In de jaren dertig werden Dora Maar’s provocerende fotomontages gevierde iconen van het surrealisme. Haar oog voor het ongewone vertaalde zich ook in haar commerciële fotografie, waaronder mode en reclame, en in haar sociale documentaire projecten. In het steeds meer beladen politieke klimaat in Europa ondertekende Maar haar naam aan talrijke linkse manifesten – een radicaal gebaar voor een vrouw in die tijd.
Er wordt wel beweerd dat Maar de fotografie verliet vanwege Pablo Picasso’s aandringen dat “elke fotograaf slechts een schilder was die wachtte om te worden vrijgelaten”. De twee maakten zelfs een serie portretten waarin experimentele fotografische en grafische technieken werden gecombineerd. “Dora Maar’s relatie met Pablo Picasso had een diepgaand effect op hun beider carrières. Zij documenteerde de creatie van zijn meest politieke werk, Guernica, 1937. Hij heeft haar vele malen geschilderd, onder andere Weeping Woman, 1937,” schrijft Lewis.

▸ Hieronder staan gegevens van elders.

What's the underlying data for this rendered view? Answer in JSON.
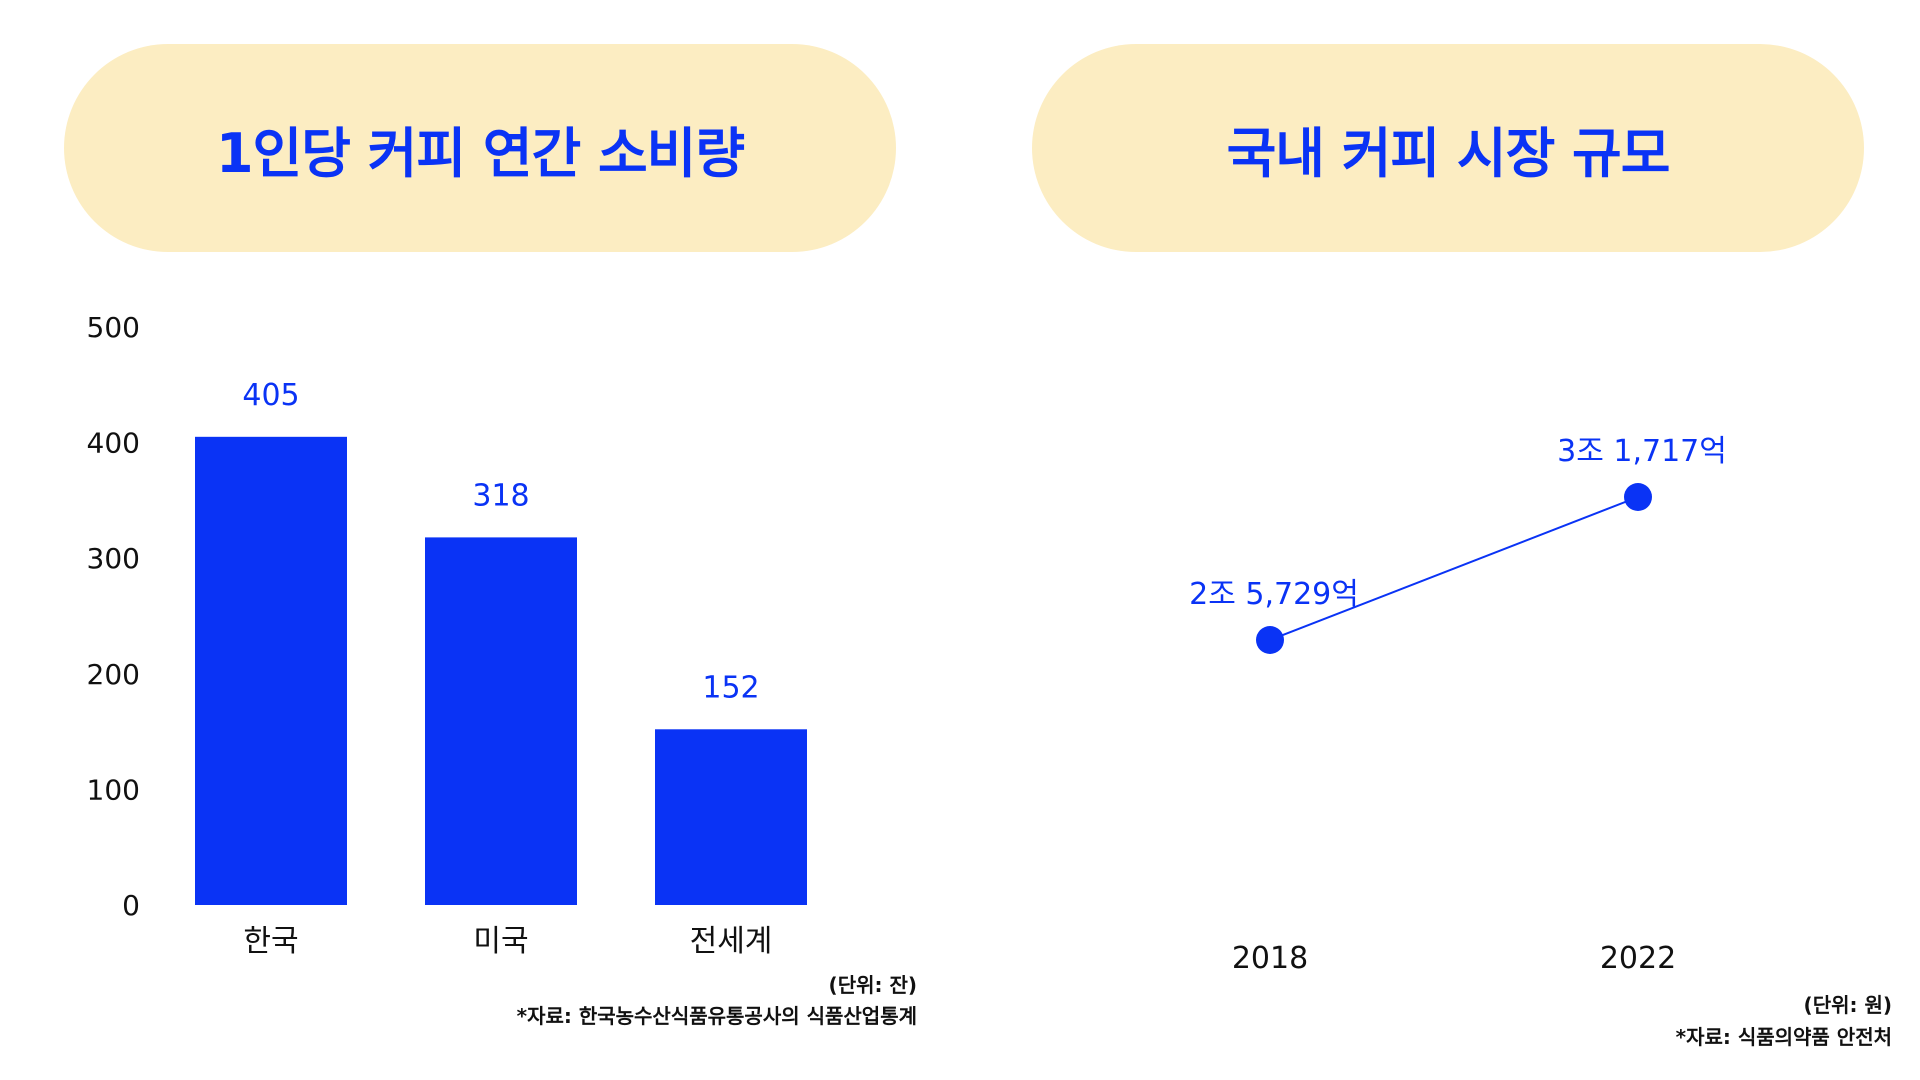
{
  "colors": {
    "accent": "#0a33f5",
    "pill_bg": "#fcedc2",
    "text": "#111111"
  },
  "chart_data": [
    {
      "type": "bar",
      "title": "1인당 커피 연간 소비량",
      "categories": [
        "한국",
        "미국",
        "전세계"
      ],
      "values": [
        405,
        318,
        152
      ],
      "value_labels": [
        "405",
        "318",
        "152"
      ],
      "ylim": [
        0,
        500
      ],
      "yticks": [
        0,
        100,
        200,
        300,
        400,
        500
      ],
      "xlabel": "",
      "ylabel": "",
      "grid": false,
      "unit_note": "(단위: 잔)",
      "source_note": "*자료: 한국농수산식품유통공사의 식품산업통계"
    },
    {
      "type": "line",
      "title": "국내 커피 시장 규모",
      "x": [
        "2018",
        "2022"
      ],
      "values": [
        25729,
        31717
      ],
      "value_unit": "억원",
      "value_labels": [
        "2조 5,729억",
        "3조 1,717억"
      ],
      "xlabel": "",
      "ylabel": "",
      "grid": false,
      "unit_note": "(단위: 원)",
      "source_note": "*자료: 식품의약품 안전처"
    }
  ]
}
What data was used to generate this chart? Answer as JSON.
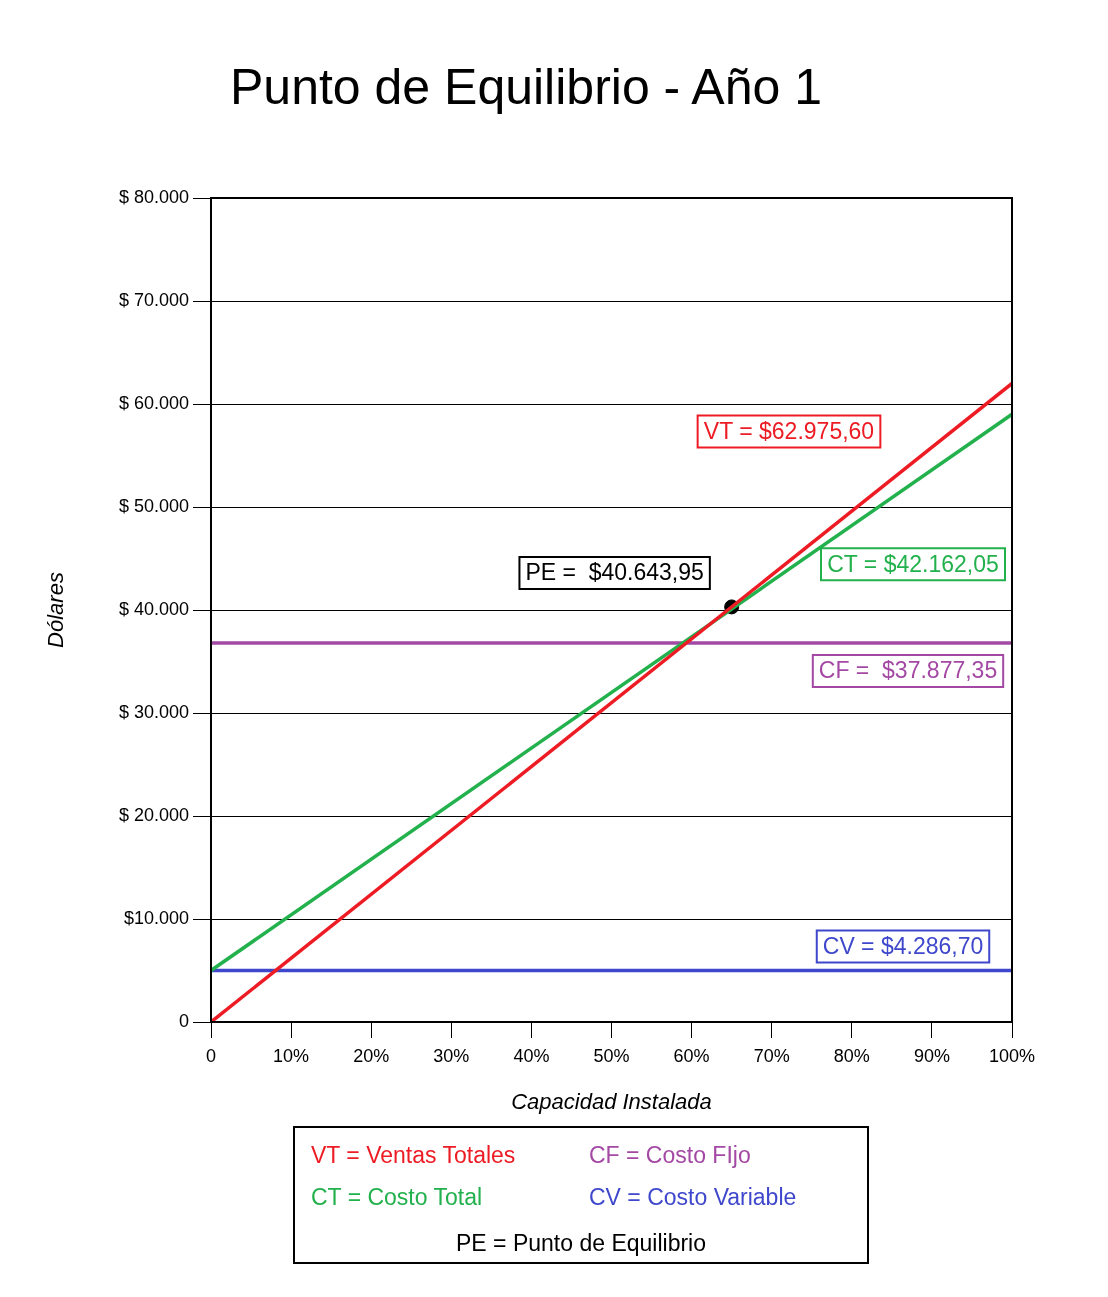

Of het nu een zegen of een tegenslag was, eind jaren dertig was Maar teruggekeerd naar de schilderkunst. Ze zou zich de rest van haar leven aan dit medium wijden. Ze wordt vooral herinnerd vanwege haar surrealistische foto’s en fotomontages. Pas sinds haar dood in 1997 wordt de volle breedte van haar oeuvre erkend.
Na haar scheiding van Picasso kreeg Maar een zenuwinzinking en herstelde met de hulp van de beroemde psychiater Jaques Lacan. Op latere leeftijd verhuisde ze van Parijs naar de landelijke Provence en schilderde voornamelijk abstracte landschappen en melancholische stillevens. Ze werd een kluizenares en een vroom katholiek. Ondanks haar verdiensten leefde Maar, na hun destructieve relatie, gedeeltelijk in de schaduw van Picasso’s woorden; ze keerde nooit terug naar de fotografie, het medium waardoor haar exquise en ongewone karakter zo helder schijnt.
Dora Maar is on view till 15 March 2020 at the Tate Modern, London.